Now I’ll give you an example. If you suddenly were at a campaigning organisation, which worried about the provision of groceries to the poor, it would set itself up as a charity and it would make itself highly worthy, and it would kind of make itself look, it would make its customers feel slightly–should we say, slightly disadvantaged through the use of this product. Now the product would look wonderfully well-intentioned. Now, you could argue that Ocado and Tesco and Sainsbury’s, by offering home delivery, have solved that problem obliquely and commercially.
And so there is a danger that altruistic direct solutions crowd out or simply become noisier than highly cunning, oblique solutions, which understand that the way to get people to do something isn’t always to ask them to do it. It’s to change the context in which they choose their actions in the first place.
Teymoor Nabili 25:33
That’s a really interesting concept, but it doesn’t quite answer the question that I asked.

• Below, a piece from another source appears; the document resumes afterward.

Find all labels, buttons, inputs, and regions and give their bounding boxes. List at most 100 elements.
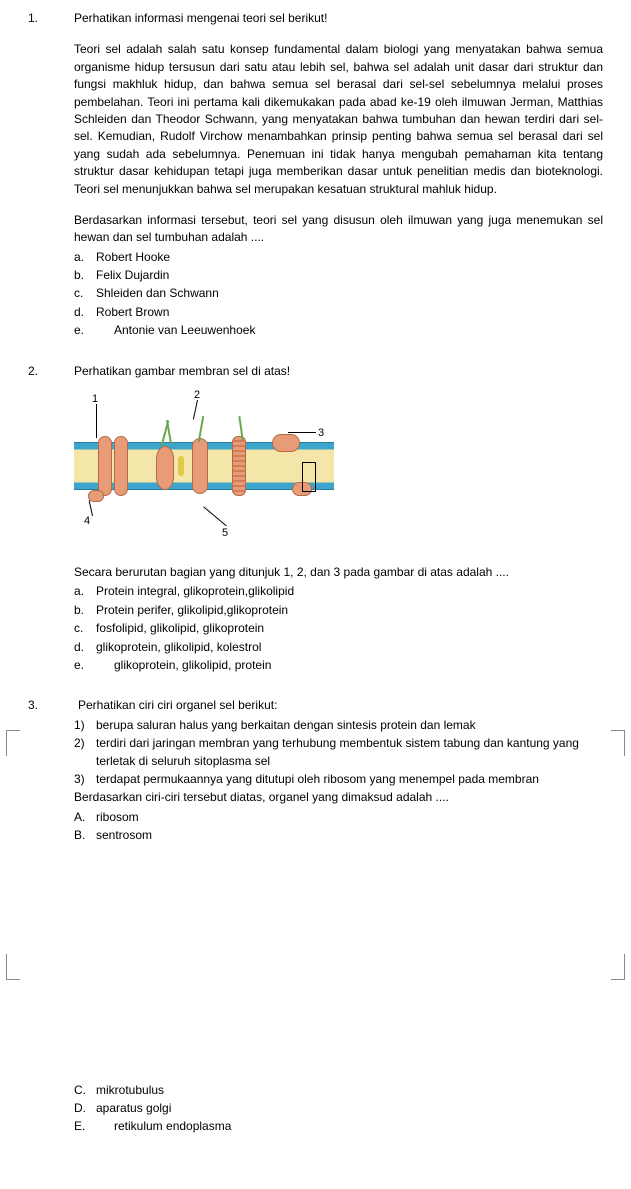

And that is, the question is that the one of the major problems that we have…
Rory Sutherland 25:42
It’s central to the question, because a lot of these things started in the wrong place, unconsciously. People aren’t thinking, ‘How do I solve the problem?’ They’re thinking, ‘How can I solve the problem in a way that I get credit for solving it?’
Teymoor Nabili 25:56
That’s not the question I’m asking. I mean, I’m just wondering, where we have a corporate sector, and and indeed, an entire capitalist mindset that says, profit is paramount. I’m wondering, is there a way we can bring your thinking and your theories and the study of behavioural science to reframe human value and say, actually, profit is not necessarily more important than the–
Rory Sutherland 26:22
I’ll give you a very interesting example where I actually came up with an idea which showed there’s not necessarily a conflict. Here are two very interesting things. If you ask people to do you a favour, strangely, they tend to end up liking you more. And therefore the most underused thing that businesses do is simply asking people nicely, because the economic assumption assumes that nobody will change their behaviour without an incentive to do so.

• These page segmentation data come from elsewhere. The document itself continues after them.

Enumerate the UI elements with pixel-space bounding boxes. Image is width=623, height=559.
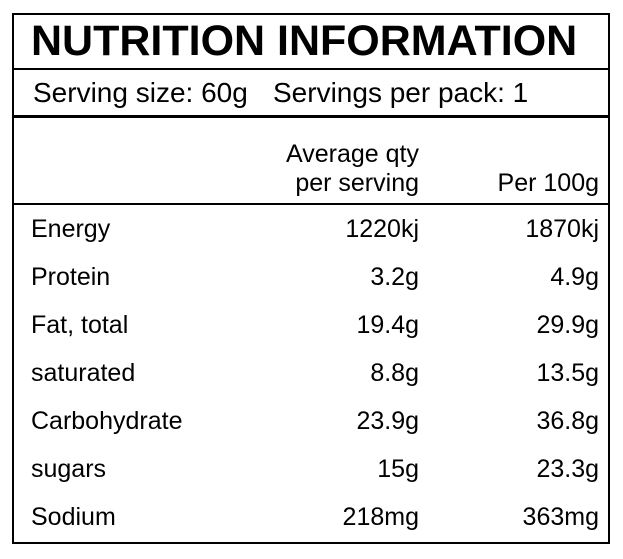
column-header-per-100g: Per 100g — [497, 169, 599, 197]
nutrient-row-saturated: saturated 8.8g 13.5g — [14, 349, 608, 397]
nutrient-row-energy: Energy 1220kj 1870kj — [14, 205, 608, 253]
nutrition-label: NUTRITION INFORMATION Serving size: 60g … — [12, 13, 610, 544]
serving-size-text: Serving size: 60g — [33, 76, 248, 108]
value-per-serving: 1220kj — [345, 214, 419, 243]
column-header-per-serving-line2: per serving — [295, 169, 419, 197]
label-title: NUTRITION INFORMATION — [14, 15, 608, 70]
nutrient-name: Fat, total — [31, 310, 129, 339]
nutrient-row-sugars: sugars 15g 23.3g — [14, 446, 608, 494]
value-per-serving: 8.8g — [370, 358, 419, 387]
value-per-serving: 15g — [377, 455, 419, 484]
nutrient-name: Sodium — [31, 503, 116, 532]
servings-per-pack-text: Servings per pack: 1 — [273, 76, 529, 108]
value-per-100g: 23.3g — [536, 455, 599, 484]
nutrient-row-carbohydrate: Carbohydrate 23.9g 36.8g — [14, 398, 608, 446]
nutrient-row-fat-total: Fat, total 19.4g 29.9g — [14, 301, 608, 349]
column-header-row: Average qty per serving Per 100g — [14, 118, 608, 205]
value-per-100g: 4.9g — [550, 262, 599, 291]
value-per-serving: 3.2g — [370, 262, 419, 291]
column-header-per-serving-line1: Average qty — [286, 140, 419, 168]
value-per-serving: 19.4g — [356, 310, 419, 339]
nutrient-name: Protein — [31, 262, 111, 291]
nutrient-name: Energy — [31, 214, 111, 243]
value-per-100g: 1870kj — [525, 214, 599, 243]
serving-info-row: Serving size: 60g Servings per pack: 1 — [14, 70, 608, 118]
nutrient-name: saturated — [31, 358, 136, 387]
value-per-serving: 23.9g — [356, 407, 419, 436]
nutrient-name: Carbohydrate — [31, 407, 183, 436]
value-per-100g: 29.9g — [536, 310, 599, 339]
nutrient-row-protein: Protein 3.2g 4.9g — [14, 253, 608, 301]
value-per-serving: 218mg — [342, 503, 419, 532]
nutrient-name: sugars — [31, 455, 107, 484]
column-header-per-serving: Average qty per serving — [239, 140, 419, 198]
value-per-100g: 363mg — [522, 503, 599, 532]
nutrient-table-body: Energy 1220kj 1870kj Protein 3.2g 4.9g F… — [14, 205, 608, 542]
value-per-100g: 13.5g — [536, 358, 599, 387]
nutrient-row-sodium: Sodium 218mg 363mg — [14, 494, 608, 542]
value-per-100g: 36.8g — [536, 407, 599, 436]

The second thing is an example where a company was giving away a very good offer. And I can’t tell you what it is because it’s confidential, unfortunately. And I said, ‘Why don’t you build a recycling requirement into the offer, you can only have this saving if you commit to recycling the product you’re purchasing’. And they said, but that’ll make the offer less attractive. I said, No, in the world of Alchemy, actually imposing an ask increases the perceived value of a saving.
Teymoor Nabili 27:22
Explain that.
Rory Sutherland 27:22
It’s, you could call it the effort reward heuristic, that the value of something is affected by the actual effort we put into acquiring. I’ll give you a lovely example. Pick your own strawberries doesn’t mean the same as cheap strawberries. We tend to assume that we’re getting a deal because of something we’re doing rather than because the strawberries aren’t very good. And so by making, by saying we can give you this 20% discount, but only if you commit to then recycling the product afterwards, the discount has a higher perceived value because of the condition you impose on it. Now that is completely counterintuitive to economic thinking, or narrow, naive rationalist thinking, but it’s a proven psychological bias, which has been shown to work time and time again.
Teymoor Nabili 28:08
And it is is the employment of what you have called Alchemy in your book.
Rory Sutherland 28:12
Don’t assume either or, and don’t assume a zero sum game. It’s a mistake.
Teymoor Nabili 28:17
It’s a fascinating way of thinking, Rory, and I appreciate your explaining to me. And I do hope that your next book will be explaining multiple ways in which we can begin to deploy some of your ideas in the environmental conversation. Rory, I appreciate you talking to me. Thanks very much indeed.
Rory Sutherland 28:32
It’s a pleasure, Teymoor. Thank you very much indeed.